Spout off with humpback whales at Ningaloo ReefWest Australia, Australia
If swimming with majestic humpback whales isn't on your bucket list, what are you thinking? Coming face to face with these enormous mammals, who range in length from 12 to 16 metres, is a surreal and transformative experience. And the best place to do it? Western Australia’s Ningaloo Marine Park, off the coast of Exmouth and Coral Bay.
The official whale swimming season kicks off on 1 August, when approximately 40,000 whales begin their migration along the coastline. At Ningaloo, you’ll swim so close to these gentle giants you’ll be able to count the barnacles on their backs. Watch on in awe as they spout, lunge, breach and slap the water with their fins. With qualified marine biologists on hand to instruct and guide your every move, it’s a safe and respectful environment to witness such an awesome spectacle.
While large numbers of whales migrate through Western Australia every June to November, you may be surprised to hear that interactions with humpbacks have only just been permitted. Ningaloo is already a renowned location for swimming with whale sharks, so the existing infrastructure and the fact the migration seasons run very close to each other (whale shark season is from April to July) has made it a wonderful spot for these marine encounters.

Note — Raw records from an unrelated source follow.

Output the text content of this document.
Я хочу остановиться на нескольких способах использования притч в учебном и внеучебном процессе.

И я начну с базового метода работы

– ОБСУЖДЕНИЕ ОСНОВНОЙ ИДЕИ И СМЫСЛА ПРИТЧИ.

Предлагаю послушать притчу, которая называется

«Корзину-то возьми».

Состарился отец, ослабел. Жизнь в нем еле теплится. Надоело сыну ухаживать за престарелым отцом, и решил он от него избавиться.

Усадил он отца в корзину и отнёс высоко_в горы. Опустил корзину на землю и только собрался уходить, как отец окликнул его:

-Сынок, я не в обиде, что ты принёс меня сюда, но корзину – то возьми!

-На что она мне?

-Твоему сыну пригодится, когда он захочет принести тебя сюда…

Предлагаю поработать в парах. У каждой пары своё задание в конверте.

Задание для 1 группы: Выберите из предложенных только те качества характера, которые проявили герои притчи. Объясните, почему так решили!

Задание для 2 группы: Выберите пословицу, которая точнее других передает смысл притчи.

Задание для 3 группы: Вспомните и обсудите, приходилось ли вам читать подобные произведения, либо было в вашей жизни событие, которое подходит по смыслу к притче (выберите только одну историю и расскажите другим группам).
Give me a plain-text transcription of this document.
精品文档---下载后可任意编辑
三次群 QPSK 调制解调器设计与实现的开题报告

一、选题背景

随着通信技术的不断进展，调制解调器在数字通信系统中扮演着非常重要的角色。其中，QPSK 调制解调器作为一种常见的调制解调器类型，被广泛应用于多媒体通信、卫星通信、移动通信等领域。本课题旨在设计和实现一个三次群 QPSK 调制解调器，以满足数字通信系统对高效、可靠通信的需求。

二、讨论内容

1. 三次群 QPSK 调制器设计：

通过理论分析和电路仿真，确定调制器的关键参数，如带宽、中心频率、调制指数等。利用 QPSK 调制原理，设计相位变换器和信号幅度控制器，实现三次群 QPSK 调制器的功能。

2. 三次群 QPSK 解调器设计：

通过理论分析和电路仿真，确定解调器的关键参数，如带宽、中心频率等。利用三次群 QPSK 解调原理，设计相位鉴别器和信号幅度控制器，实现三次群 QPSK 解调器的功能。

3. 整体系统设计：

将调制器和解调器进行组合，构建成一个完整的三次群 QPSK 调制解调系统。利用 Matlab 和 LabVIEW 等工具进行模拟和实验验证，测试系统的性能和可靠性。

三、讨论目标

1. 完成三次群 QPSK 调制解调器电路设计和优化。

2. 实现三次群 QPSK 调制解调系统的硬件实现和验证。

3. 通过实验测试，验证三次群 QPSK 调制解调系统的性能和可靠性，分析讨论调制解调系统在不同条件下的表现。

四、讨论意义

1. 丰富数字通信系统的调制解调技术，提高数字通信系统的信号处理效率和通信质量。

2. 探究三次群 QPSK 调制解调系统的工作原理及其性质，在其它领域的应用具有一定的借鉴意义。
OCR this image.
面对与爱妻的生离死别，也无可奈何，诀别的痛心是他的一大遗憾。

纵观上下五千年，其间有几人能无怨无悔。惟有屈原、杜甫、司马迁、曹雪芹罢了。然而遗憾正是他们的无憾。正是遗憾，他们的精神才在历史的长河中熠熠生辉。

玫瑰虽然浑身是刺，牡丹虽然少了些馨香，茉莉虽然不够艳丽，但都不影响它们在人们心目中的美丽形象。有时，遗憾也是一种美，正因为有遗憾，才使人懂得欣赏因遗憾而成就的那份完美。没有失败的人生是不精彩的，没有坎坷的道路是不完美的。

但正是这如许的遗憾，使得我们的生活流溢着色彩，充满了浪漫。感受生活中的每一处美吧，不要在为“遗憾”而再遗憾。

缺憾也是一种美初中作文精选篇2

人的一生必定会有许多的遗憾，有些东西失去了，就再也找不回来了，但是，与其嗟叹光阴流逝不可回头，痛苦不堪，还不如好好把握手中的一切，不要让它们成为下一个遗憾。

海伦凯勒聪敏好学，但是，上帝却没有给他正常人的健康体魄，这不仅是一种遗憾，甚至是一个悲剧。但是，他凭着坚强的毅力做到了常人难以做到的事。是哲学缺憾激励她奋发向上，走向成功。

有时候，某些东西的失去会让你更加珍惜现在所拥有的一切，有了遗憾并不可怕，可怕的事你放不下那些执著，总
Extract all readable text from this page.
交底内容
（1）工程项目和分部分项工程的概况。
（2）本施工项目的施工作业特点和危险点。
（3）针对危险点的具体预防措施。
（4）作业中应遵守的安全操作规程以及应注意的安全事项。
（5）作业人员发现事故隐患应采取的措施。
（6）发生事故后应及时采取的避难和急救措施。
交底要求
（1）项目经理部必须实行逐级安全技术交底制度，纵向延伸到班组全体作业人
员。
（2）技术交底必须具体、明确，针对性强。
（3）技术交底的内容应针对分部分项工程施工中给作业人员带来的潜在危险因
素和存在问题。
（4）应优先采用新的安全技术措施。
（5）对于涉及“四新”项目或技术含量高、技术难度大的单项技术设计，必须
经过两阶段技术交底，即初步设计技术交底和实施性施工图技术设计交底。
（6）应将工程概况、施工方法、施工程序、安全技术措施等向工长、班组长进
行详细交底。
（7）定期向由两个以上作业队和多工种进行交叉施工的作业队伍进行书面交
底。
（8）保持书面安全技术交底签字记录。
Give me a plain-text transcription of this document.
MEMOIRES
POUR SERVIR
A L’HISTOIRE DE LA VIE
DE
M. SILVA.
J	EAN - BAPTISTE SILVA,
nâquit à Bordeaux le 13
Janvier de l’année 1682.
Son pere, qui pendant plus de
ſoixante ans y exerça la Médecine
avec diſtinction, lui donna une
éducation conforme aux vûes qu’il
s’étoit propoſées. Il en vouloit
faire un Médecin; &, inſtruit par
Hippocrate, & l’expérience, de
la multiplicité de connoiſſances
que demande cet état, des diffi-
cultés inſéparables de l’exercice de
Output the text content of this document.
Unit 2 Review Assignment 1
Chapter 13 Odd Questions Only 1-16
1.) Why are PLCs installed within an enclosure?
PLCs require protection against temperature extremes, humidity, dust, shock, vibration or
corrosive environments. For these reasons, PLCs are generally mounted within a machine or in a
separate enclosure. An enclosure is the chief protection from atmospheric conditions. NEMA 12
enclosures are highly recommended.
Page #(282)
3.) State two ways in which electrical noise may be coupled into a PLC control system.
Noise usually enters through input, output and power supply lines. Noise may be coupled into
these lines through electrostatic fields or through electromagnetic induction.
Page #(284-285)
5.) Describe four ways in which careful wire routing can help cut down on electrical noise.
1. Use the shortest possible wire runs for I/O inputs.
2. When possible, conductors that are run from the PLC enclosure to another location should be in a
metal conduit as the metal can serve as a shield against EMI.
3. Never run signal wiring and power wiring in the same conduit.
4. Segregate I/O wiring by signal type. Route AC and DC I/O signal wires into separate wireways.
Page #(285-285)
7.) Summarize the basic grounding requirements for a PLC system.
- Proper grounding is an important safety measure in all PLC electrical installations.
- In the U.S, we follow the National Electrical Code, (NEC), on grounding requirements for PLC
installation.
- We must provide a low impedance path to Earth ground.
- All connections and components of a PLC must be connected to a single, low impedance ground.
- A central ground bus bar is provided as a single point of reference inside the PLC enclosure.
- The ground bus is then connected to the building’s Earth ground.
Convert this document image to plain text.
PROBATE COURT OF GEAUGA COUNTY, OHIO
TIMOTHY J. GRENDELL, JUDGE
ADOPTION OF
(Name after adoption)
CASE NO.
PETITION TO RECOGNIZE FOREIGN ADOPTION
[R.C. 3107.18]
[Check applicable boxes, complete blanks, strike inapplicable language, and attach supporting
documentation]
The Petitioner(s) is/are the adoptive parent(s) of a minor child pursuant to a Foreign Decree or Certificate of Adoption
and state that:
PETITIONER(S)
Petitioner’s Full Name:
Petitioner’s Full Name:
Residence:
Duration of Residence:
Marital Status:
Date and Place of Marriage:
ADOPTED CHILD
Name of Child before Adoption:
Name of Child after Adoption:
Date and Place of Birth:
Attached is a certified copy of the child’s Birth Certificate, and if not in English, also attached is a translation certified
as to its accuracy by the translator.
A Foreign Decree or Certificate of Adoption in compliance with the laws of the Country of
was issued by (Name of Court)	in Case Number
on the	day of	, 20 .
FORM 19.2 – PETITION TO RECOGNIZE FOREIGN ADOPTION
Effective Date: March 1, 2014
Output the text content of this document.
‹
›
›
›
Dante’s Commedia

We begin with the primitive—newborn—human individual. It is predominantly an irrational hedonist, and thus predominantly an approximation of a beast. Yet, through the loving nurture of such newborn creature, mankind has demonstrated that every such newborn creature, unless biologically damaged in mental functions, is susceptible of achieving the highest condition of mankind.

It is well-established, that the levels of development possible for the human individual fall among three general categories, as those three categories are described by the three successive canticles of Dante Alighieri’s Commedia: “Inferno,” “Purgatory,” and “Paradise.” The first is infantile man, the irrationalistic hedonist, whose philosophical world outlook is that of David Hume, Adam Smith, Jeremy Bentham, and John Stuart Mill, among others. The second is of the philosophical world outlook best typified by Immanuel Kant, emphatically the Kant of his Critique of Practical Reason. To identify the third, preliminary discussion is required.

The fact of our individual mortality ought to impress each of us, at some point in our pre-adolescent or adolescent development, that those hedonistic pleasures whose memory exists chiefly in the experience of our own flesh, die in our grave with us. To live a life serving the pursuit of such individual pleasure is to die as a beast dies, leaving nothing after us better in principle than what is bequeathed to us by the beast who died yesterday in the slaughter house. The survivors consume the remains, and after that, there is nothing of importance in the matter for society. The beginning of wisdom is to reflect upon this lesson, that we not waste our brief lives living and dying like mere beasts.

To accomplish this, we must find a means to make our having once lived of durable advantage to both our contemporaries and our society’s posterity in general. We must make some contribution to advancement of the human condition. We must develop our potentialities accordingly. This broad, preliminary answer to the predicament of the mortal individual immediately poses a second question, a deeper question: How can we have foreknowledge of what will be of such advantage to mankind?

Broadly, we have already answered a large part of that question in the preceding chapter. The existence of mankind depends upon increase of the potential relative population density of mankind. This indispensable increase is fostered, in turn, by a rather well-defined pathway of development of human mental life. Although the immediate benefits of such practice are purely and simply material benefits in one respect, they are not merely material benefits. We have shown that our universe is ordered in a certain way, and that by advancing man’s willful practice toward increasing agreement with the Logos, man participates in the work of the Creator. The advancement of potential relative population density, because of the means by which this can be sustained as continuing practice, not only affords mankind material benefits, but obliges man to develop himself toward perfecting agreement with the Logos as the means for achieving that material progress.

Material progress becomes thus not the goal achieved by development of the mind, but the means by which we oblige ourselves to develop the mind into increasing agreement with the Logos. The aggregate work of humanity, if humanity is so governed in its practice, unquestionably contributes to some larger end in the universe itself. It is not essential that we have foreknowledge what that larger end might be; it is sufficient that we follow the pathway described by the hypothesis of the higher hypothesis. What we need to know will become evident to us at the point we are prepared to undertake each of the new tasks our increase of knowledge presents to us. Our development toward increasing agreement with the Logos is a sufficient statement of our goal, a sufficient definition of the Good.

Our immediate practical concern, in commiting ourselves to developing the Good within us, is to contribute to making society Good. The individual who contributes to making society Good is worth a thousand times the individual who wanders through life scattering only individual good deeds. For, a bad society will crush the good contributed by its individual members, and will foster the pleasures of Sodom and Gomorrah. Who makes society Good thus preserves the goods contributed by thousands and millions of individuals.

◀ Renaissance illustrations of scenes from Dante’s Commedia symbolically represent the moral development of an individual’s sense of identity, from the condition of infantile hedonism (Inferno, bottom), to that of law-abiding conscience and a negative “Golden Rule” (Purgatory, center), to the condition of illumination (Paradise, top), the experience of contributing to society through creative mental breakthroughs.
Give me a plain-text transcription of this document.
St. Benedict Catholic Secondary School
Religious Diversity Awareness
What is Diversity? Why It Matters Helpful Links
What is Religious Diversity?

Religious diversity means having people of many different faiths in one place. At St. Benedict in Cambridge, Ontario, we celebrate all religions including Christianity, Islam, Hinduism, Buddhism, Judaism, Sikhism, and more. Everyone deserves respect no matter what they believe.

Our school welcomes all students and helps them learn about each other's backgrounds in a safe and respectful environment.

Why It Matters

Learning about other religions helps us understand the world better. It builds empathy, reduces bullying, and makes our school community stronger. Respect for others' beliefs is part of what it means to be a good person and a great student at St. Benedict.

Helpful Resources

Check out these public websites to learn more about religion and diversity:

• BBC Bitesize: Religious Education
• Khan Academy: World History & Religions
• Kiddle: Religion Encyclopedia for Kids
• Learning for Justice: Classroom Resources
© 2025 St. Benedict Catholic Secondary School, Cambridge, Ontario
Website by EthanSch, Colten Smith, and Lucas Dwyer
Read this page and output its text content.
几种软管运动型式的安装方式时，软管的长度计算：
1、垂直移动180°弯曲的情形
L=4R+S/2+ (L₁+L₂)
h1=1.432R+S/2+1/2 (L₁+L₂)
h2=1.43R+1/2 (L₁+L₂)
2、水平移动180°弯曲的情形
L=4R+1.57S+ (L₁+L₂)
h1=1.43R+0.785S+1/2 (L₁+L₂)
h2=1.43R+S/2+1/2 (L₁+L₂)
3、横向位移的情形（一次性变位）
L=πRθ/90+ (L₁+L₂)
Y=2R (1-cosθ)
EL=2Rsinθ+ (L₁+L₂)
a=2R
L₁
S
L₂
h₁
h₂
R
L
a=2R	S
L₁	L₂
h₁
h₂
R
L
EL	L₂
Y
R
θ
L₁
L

And did you know that male humpback whales produce a complex song that can last for up to 20 minutes? This is repeated for hours at a time with portions of the song audible to the human ear in the water. If that’s not enough to get you over to Ningaloo, we don’t know what is!
- Getting up close and personal with these gentle giants of the sea
- The opportunity to see whales breach, spout, launch and communicate
- Interacting with other marine creatures, including whale sharks, manta rays, turtles, dolphins, dugongs and sea birds
- If you can’t swim, this isn’t for you, although you can watch from the boat
Swim with whales on a tour with Live Ningaloo. It costs about $US375 for a swimmer and $US205 for an observer.
You’ll need to be a reasonably confident swimmer, as you’ll be out in the open ocean with the whales battling strong currents and swell. You must also be able to snorkel.
Whale season runs from 1 August through to 30 September.